Pima County libraries provide more than books. They recently received a 15,000 dollar grant from the American Library Association. The money will help keep English learning classes going strong in ten branches and the lessons go way beyond grammar and comprehension.
“In Peru when you meet somebody, especially between ladies, you give a hug and you give a kiss. Here you need to put the distance,” said immigrant Elena Brown.
A firm handshake was foreign but she soon realized to learn the culture she’d have to get better at the language.
“Having personal words with the cashier, the cashier says what are you doing? I’m saying, ‘she wants to know about my personal life?’ it was my first culture shock,” said Brown.

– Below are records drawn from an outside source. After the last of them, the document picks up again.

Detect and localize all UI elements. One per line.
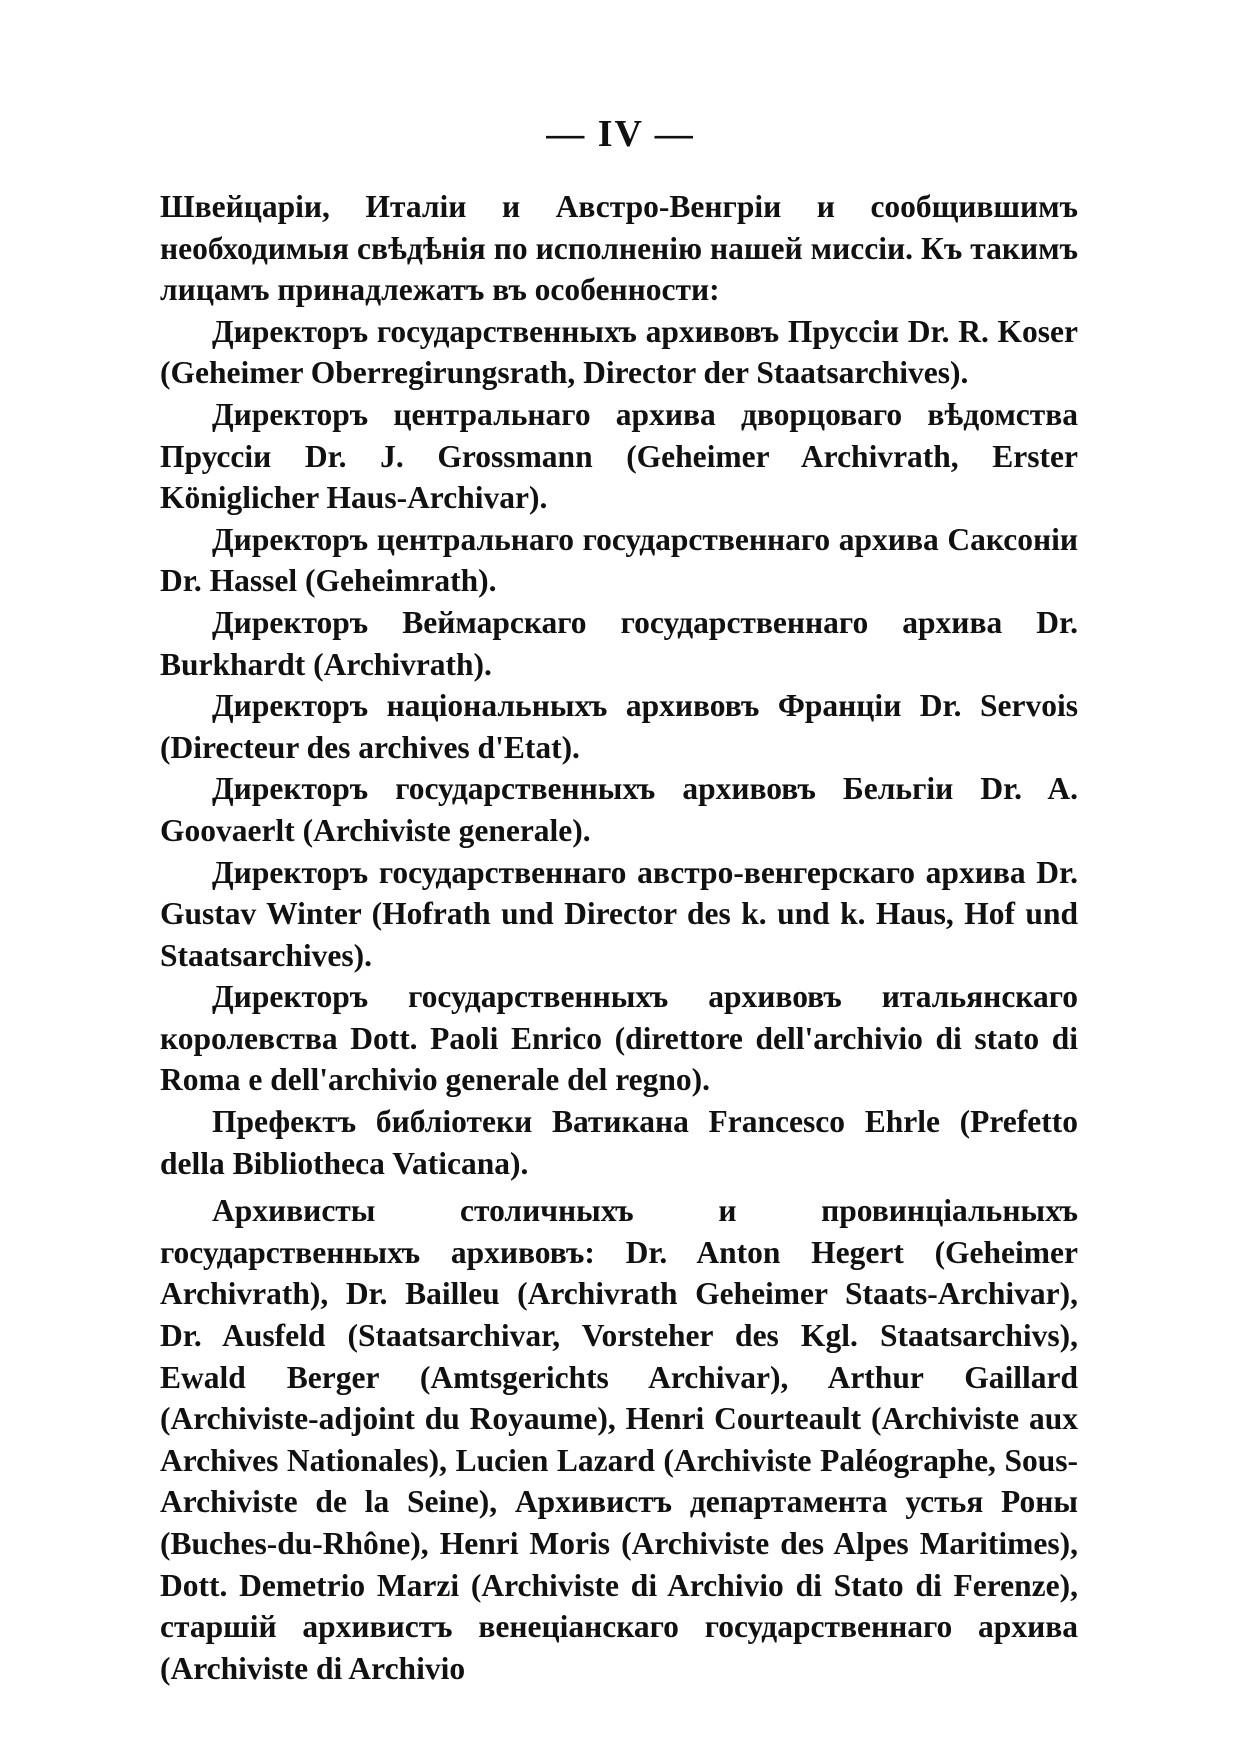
- paragraph-entry-austria-winter: Директоръ государственнаго австро-венгерскаго архива Dr. Gustav Winter (Hofrath und Director des k. und k. Haus, Hof und Staatsarchives).: [160, 854, 1078, 973]
- paragraph-entry-france-servois: Директоръ національныхъ архивовъ Франціи Dr. Servois (Directeur des archives d'Etat).: [160, 688, 1078, 765]
- paragraph-intro: Швейцаріи, Италіи и Австро-Венгріи и сообщившимъ необходимыя свѣдѣнія по исполненію нашей миссіи. Къ такимъ лицамъ принадлежатъ въ особенности:: [160, 189, 1078, 308]
- paragraph-entry-weimar-burkhardt: Директоръ Веймарскаго государственнаго архива Dr. Burkhardt (Archivrath).: [160, 604, 1078, 682]
- body-text: [160, 186, 1078, 1689]
- page-number: — IV —: [546, 113, 695, 155]
- paragraph-entry-vatican-ehrle: Префектъ библіотеки Ватикана Francesco Ehrle (Prefetto della Bibliotheca Vaticana).: [160, 1104, 1078, 1181]
- paragraph-entry-belgium-goovaerlt: Директоръ государственныхъ архивовъ Бельгіи Dr. A. Goovaerlt (Archiviste generale).: [160, 771, 1078, 848]
- paragraph-entry-italy-paoli: Директоръ государственныхъ архивовъ итальянскаго королевства Dott. Paoli Enrico (direttore dell'archivio di stato di Roma e dell'archivio generale del regno).: [160, 979, 1078, 1098]
- paragraph-entry-prussia-grossmann: Директоръ центральнаго архива дворцоваго вѣдомства Пруссіи Dr. J. Grossmann (Geheimer Archivrath, Erster Königlicher Haus-Archivar).: [160, 396, 1078, 516]
- paragraph-archivists: Архивисты столичныхъ и провинціальныхъ государственныхъ архивовъ: Dr. Anton Hegert (Geheimer Archivrath), Dr. Bailleu (Archivrath Geheimer Staats-Archivar), Dr. Ausfeld (Staatsarchivar, Vorsteher des Kgl. Staatsarchivs), Ewald Berger (Amtsgerichts Archivar), Arthur Gaillard (Archiviste-adjoint du Royaume), Henri Courteault (Archiviste aux Archives Nationales), Lucien Lazard (Archiviste Paléographe, Sous-Archiviste de la Seine), Архивистъ департамента устья Роны (Buches-du-Rhône), Henri Moris (Archiviste des Alpes Maritimes), Dott. Demetrio Marzi (Archiviste di Archivio di Stato di Ferenze), старшій архивистъ венеціанскаго государственнаго архива (Archiviste di Archivio: [160, 1193, 1078, 1686]
- paragraph-entry-prussia-koser: Директоръ государственныхъ архивовъ Пруссіи Dr. R. Koser (Geheimer Oberregirungsrath, Director der Staatsarchives).: [160, 313, 1078, 391]
- paragraph-entry-saxony-hassel: Директоръ центральнаго государственнаго архива Саксоніи Dr. Hassel (Geheimrath).: [160, 521, 1078, 599]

So she did some research and found a free service offered by Pima County libraries. It’s an English learning program hosted by literacy connects.

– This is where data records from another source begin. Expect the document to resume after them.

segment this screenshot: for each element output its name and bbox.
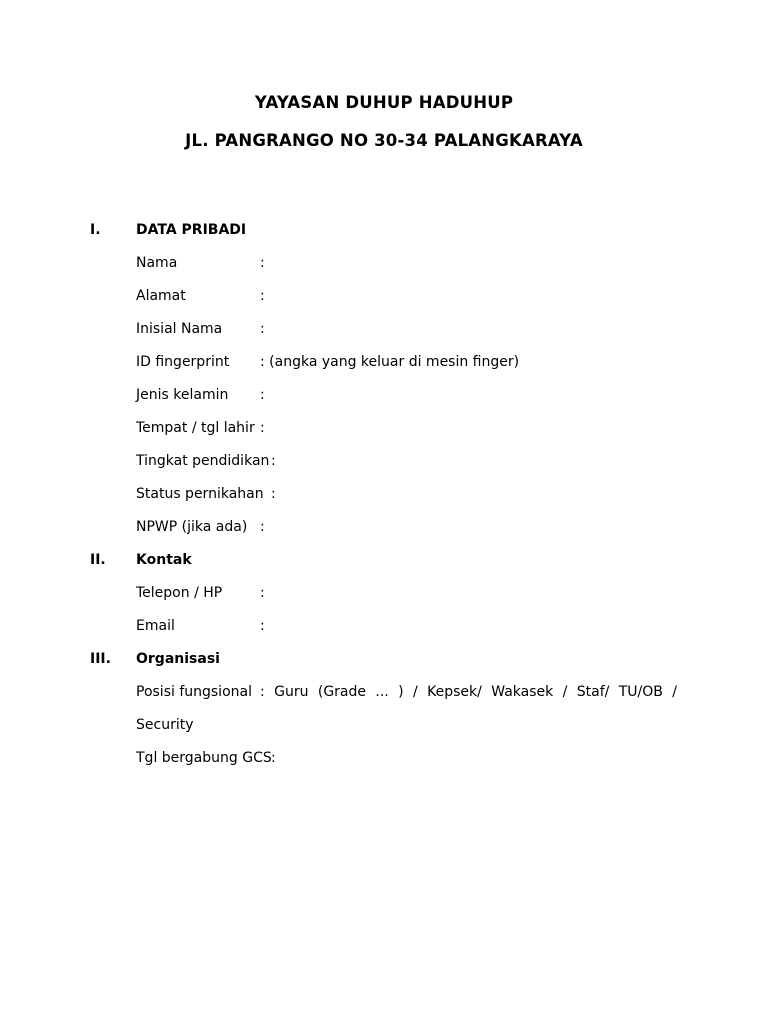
field-row-npwp xyxy=(0,516,768,538)
field-value: : xyxy=(260,618,265,634)
field-value: : Guru (Grade ... ) / Kepsek/ Wakasek / Staf/ TU/OB / xyxy=(260,684,677,700)
section-heading-data-pribadi xyxy=(0,219,768,241)
field-value: : xyxy=(260,321,265,337)
field-row-tempat-tgl-lahir xyxy=(0,417,768,439)
section-title: Organisasi xyxy=(136,651,220,667)
field-value: : xyxy=(260,255,265,271)
field-value: : xyxy=(271,750,276,766)
field-row-posisi-fungsional xyxy=(0,681,768,703)
field-label: Alamat xyxy=(136,288,186,304)
field-label: Tgl bergabung GCS xyxy=(136,750,272,766)
field-row-alamat xyxy=(0,285,768,307)
field-row-tgl-bergabung xyxy=(0,747,768,769)
field-value: : xyxy=(260,288,265,304)
field-label: Tempat / tgl lahir xyxy=(136,420,255,436)
field-row-telepon xyxy=(0,582,768,604)
organization-title: YAYASAN DUHUP HADUHUP xyxy=(254,93,514,112)
field-label: Inisial Nama xyxy=(136,321,223,337)
field-value: : xyxy=(260,585,265,601)
field-value: : xyxy=(271,486,276,502)
field-row-id-fingerprint xyxy=(0,351,768,373)
field-row-nama xyxy=(0,252,768,274)
field-label: ID fingerprint xyxy=(136,354,230,370)
field-row-status-pernikahan xyxy=(0,483,768,505)
section-number: II. xyxy=(90,552,106,568)
field-row-email xyxy=(0,615,768,637)
section-title: DATA PRIBADI xyxy=(136,222,247,238)
organization-address: JL. PANGRANGO NO 30-34 PALANGKARAYA xyxy=(185,131,583,150)
field-row-jenis-kelamin xyxy=(0,384,768,406)
field-value: : xyxy=(260,387,265,403)
field-value: : xyxy=(260,519,265,535)
field-value: : (angka yang keluar di mesin finger) xyxy=(260,354,520,370)
field-label: Tingkat pendidikan xyxy=(136,453,270,469)
section-number: I. xyxy=(90,222,101,238)
field-label: Email xyxy=(136,618,175,634)
field-value: : xyxy=(271,453,276,469)
field-label: NPWP (jika ada) xyxy=(136,519,248,535)
field-label: Jenis kelamin xyxy=(136,387,229,403)
field-row-tingkat-pendidikan xyxy=(0,450,768,472)
section-number: III. xyxy=(90,651,111,667)
field-label: Posisi fungsional xyxy=(136,684,252,700)
field-label: Telepon / HP xyxy=(136,585,223,601)
field-label: Status pernikahan xyxy=(136,486,264,502)
field-value-continuation: Security xyxy=(136,717,194,733)
section-heading-organisasi xyxy=(0,648,768,670)
field-label: Nama xyxy=(136,255,178,271)
field-value: : xyxy=(260,420,265,436)
section-heading-kontak xyxy=(0,549,768,571)
field-row-inisial-nama xyxy=(0,318,768,340)
field-row-posisi-continuation xyxy=(0,714,768,736)
section-title: Kontak xyxy=(136,552,192,568)
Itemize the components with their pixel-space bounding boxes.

“Be willing to risk. Don’t be afraid. Because you are in a different country, you are using a different language, and if you are afraid, you can’t learn,” advises English teacher Kathy Ramage-White.

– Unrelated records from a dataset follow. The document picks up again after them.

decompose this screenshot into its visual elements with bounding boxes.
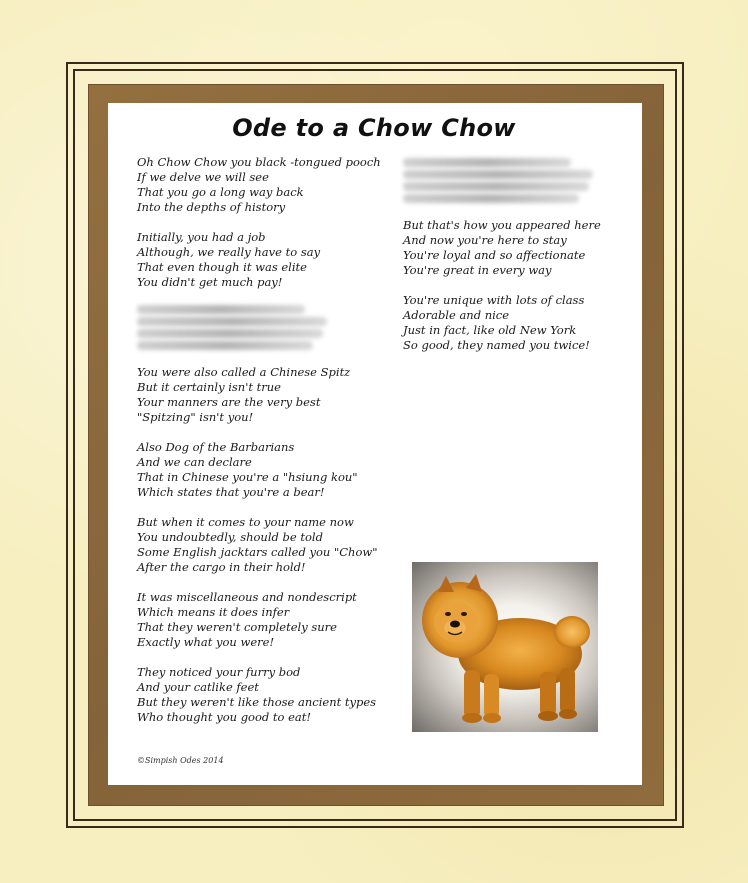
poem-line: Which means it does infer (137, 605, 290, 619)
poem-line: You were also called a Chinese Spitz (137, 365, 351, 379)
poem-line: Your manners are the very best (137, 395, 321, 409)
poem-line: But when it comes to your name now (137, 515, 354, 529)
poem-title: Ode to a Chow Chow (232, 114, 516, 142)
poem-stanza (137, 515, 387, 575)
blurred-line (403, 182, 589, 191)
poem-line: Into the depths of history (137, 200, 286, 214)
poem-line: Just in fact, like old New York (403, 323, 577, 337)
poem-left-column (137, 155, 387, 740)
poem-line: You undoubtedly, should be told (137, 530, 323, 544)
poem-line: And we can declare (137, 455, 252, 469)
poem-line: "Spitzing" isn't you! (137, 410, 254, 424)
poem-stanza (137, 230, 387, 290)
chow-chow-photo (412, 562, 598, 732)
poem-line: So good, they named you twice! (403, 338, 590, 352)
poem-line: Who thought you good to eat! (137, 710, 312, 724)
poem-line: That even though it was elite (137, 260, 307, 274)
poem-line: Initially, you had a job (137, 230, 266, 244)
blurred-stanza (403, 158, 633, 203)
poem-line: Some English jacktars called you "Chow" (137, 545, 378, 559)
poem-line: Exactly what you were! (137, 635, 275, 649)
poem-stanza (403, 218, 633, 278)
poem-stanza (137, 590, 387, 650)
poem-line: Although, we really have to say (137, 245, 321, 259)
poem-line: That you go a long way back (137, 185, 304, 199)
copyright-notice: ©Simpish Odes 2014 (137, 756, 224, 765)
blurred-line (403, 170, 593, 179)
poem-line: You're great in every way (403, 263, 552, 277)
blurred-line (137, 305, 305, 314)
poem-line: You didn't get much pay! (137, 275, 283, 289)
blurred-stanza (137, 305, 387, 350)
poem-line: Adorable and nice (403, 308, 510, 322)
poem-right-column (403, 155, 633, 368)
poem-stanza (137, 155, 387, 215)
poem-line: But it certainly isn't true (137, 380, 281, 394)
blurred-line (137, 341, 313, 350)
blurred-line (403, 158, 571, 167)
poem-line: But that's how you appeared here (403, 218, 601, 232)
poem-stanza (137, 665, 387, 725)
poem-line: It was miscellaneous and nondescript (137, 590, 357, 604)
poem-stanza (403, 293, 633, 353)
poem-line: If we delve we will see (137, 170, 269, 184)
chow-chow-dog-illustration (412, 562, 598, 732)
poem-line: That they weren't completely sure (137, 620, 337, 634)
poem-line: You're unique with lots of class (403, 293, 585, 307)
poem-stanza (137, 440, 387, 500)
poem-line: And your catlike feet (137, 680, 259, 694)
blurred-line (137, 317, 327, 326)
poem-line: That in Chinese you're a "hsiung kou" (137, 470, 358, 484)
poem-line: Oh Chow Chow you black -tongued pooch (137, 155, 381, 169)
poem-stanza (137, 365, 387, 425)
poem-line: Which states that you're a bear! (137, 485, 325, 499)
poem-line: But they weren't like those ancient types (137, 695, 377, 709)
poem-line: They noticed your furry bod (137, 665, 301, 679)
poem-line: Also Dog of the Barbarians (137, 440, 295, 454)
poem-line: You're loyal and so affectionate (403, 248, 586, 262)
poem-line: After the cargo in their hold! (137, 560, 306, 574)
blurred-line (137, 329, 323, 338)
blurred-line (403, 194, 579, 203)
poem-line: And now you're here to stay (403, 233, 567, 247)
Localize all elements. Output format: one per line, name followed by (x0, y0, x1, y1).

Elena did eventually let her guard down. After just a year she fits right in. She says the most important lesson she has for people like her is to become a part of the community.
“Learning English is not only talking with the others. It’s knowing the American culture, it’s knowing how to be part of this country and it’s how I say many times, altogether construct prosperity,” said Brown.
Elena now hopes to land a job and eventually get a master’s degree in social work so that she can help more immigrants like herself. The next series of English learning classes begins in March.